26 - YANGIN

26 1 54
                                    

Yorum yapmayı ve oy vermeyi unutmayın. 🖤

İyi okumalar. 🖤

"Ölümü dileyen küçük bir kız çocuğuydum ben. Sonra sen geldin ve ben yeniden ölmeyi diledim. Çünkü sen cennettin ve ben cenneti ölmeden göremezdim."


Annemin ve kardeşimin ölüm haberini aldığım o lanet şubat gününü çok iyi hatırlıyordum.

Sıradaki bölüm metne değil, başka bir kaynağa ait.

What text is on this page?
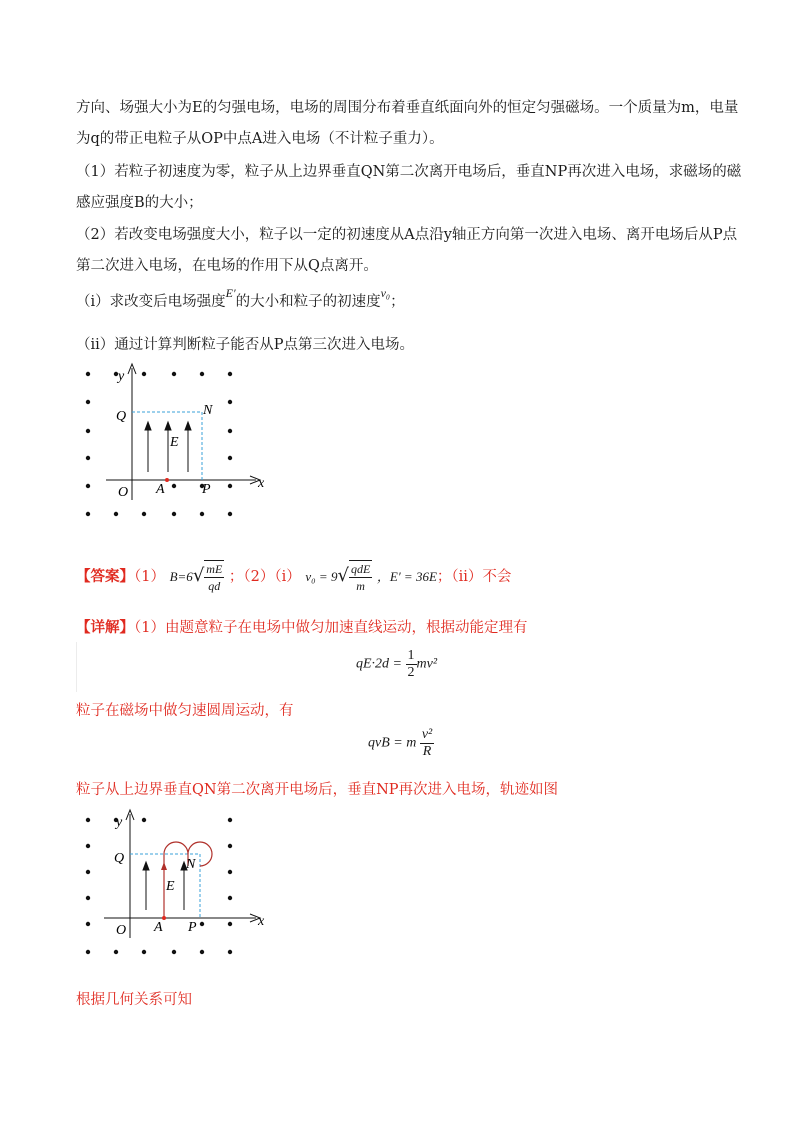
方向、场强大小为E的匀强电场，电场的周围分布着垂直纸面向外的恒定匀强磁场。一个质量为m，电量
为q的带正电粒子从OP中点A进入电场（不计粒子重力）。
（1）若粒子初速度为零，粒子从上边界垂直QN第二次离开电场后，垂直NP再次进入电场，求磁场的磁
感应强度B的大小；
（2）若改变电场强度大小，粒子以一定的初速度从A点沿y轴正方向第一次进入电场、离开电场后从P点
第二次进入电场，在电场的作用下从Q点离开。
（i）求改变后电场强度$^{E'}$的大小和粒子的初速度$^{v_0}$；
（ii）通过计算判断粒子能否从P点第三次进入电场。
y
x
O A	P
Q	N
E
【答案】（1） $B=6√ \frac{mE}{qd}$ ；（2）（i） $v_0 = 9√ \frac{\text{qdE}}{m}$ ，E′ = 36E；（ii）不会
【详解】（1）由题意粒子在电场中做匀加速直线运动，根据动能定理有
$qE\cdot 2d = \frac{1}{2} mv^2$
粒子在磁场中做匀速圆周运动，有
qvB = m $\frac{\text{v²}}{R}$
粒子从上边界垂直QN第二次离开电场后，垂直NP再次进入电场，轨迹如图
y
x
O A P
Q	N
E
根据几何关系可知
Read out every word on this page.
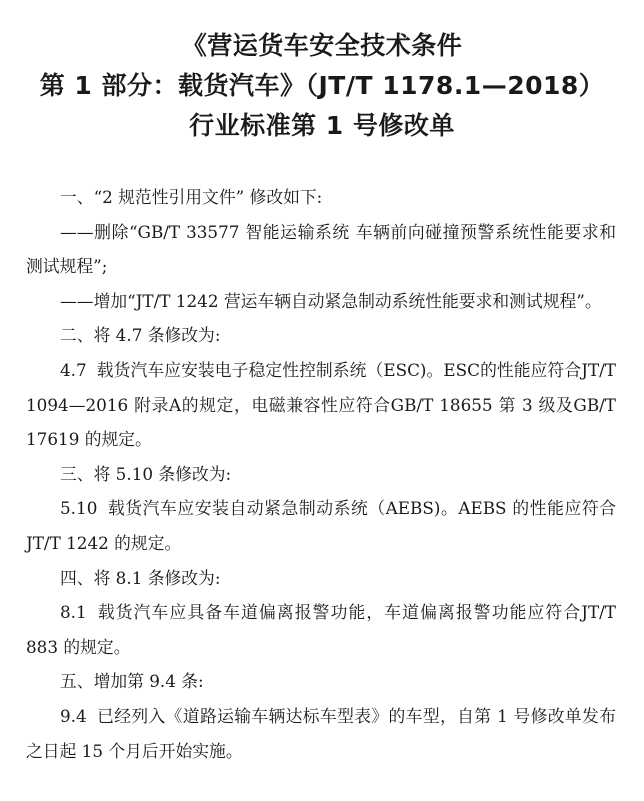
《营运货车安全技术条件
第 1 部分：载货汽车》（JT/T 1178.1—2018）
行业标准第 1 号修改单

一、“2 规范性引用文件” 修改如下:

——删除“GB/T 33577 智能运输系统 车辆前向碰撞预警系统性能要求和测试规程”;

——增加“JT/T 1242 营运车辆自动紧急制动系统性能要求和测试规程”。

二、将 4.7 条修改为:

4.7 载货汽车应安装电子稳定性控制系统（ESC)。ESC的性能应符合JT/T 1094—2016 附录A的规定，电磁兼容性应符合GB/T 18655 第 3 级及GB/T 17619 的规定。

三、将 5.10 条修改为:

5.10 载货汽车应安装自动紧急制动系统（AEBS)。AEBS 的性能应符合JT/T 1242 的规定。

四、将 8.1 条修改为:

8.1 载货汽车应具备车道偏离报警功能，车道偏离报警功能应符合JT/T 883 的规定。

五、增加第 9.4 条:

9.4 已经列入《道路运输车辆达标车型表》的车型，自第 1 号修改单发布之日起 15 个月后开始实施。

20 Şubat, babamın doğum günüydü.

Ve biz o güne kadar hiç babamın doğum gününü kutlamamıştık.

Unuttuğumuzdan falan değildi. Sadece babam istememişti. Dedem onu öylesine otoriter ve sert büyütmüştü ki, sanki yasaktı doğum günü kutlamak. Sanki ayıptı böyle küçük şeylerle mutlu olmak.

Babam böyle büyümüştü ama bizi hiç böyle büyütmemişti. Nazlı'ya bile 3 senelik hayatında çok güzel doğum günleri yaşatmıştı.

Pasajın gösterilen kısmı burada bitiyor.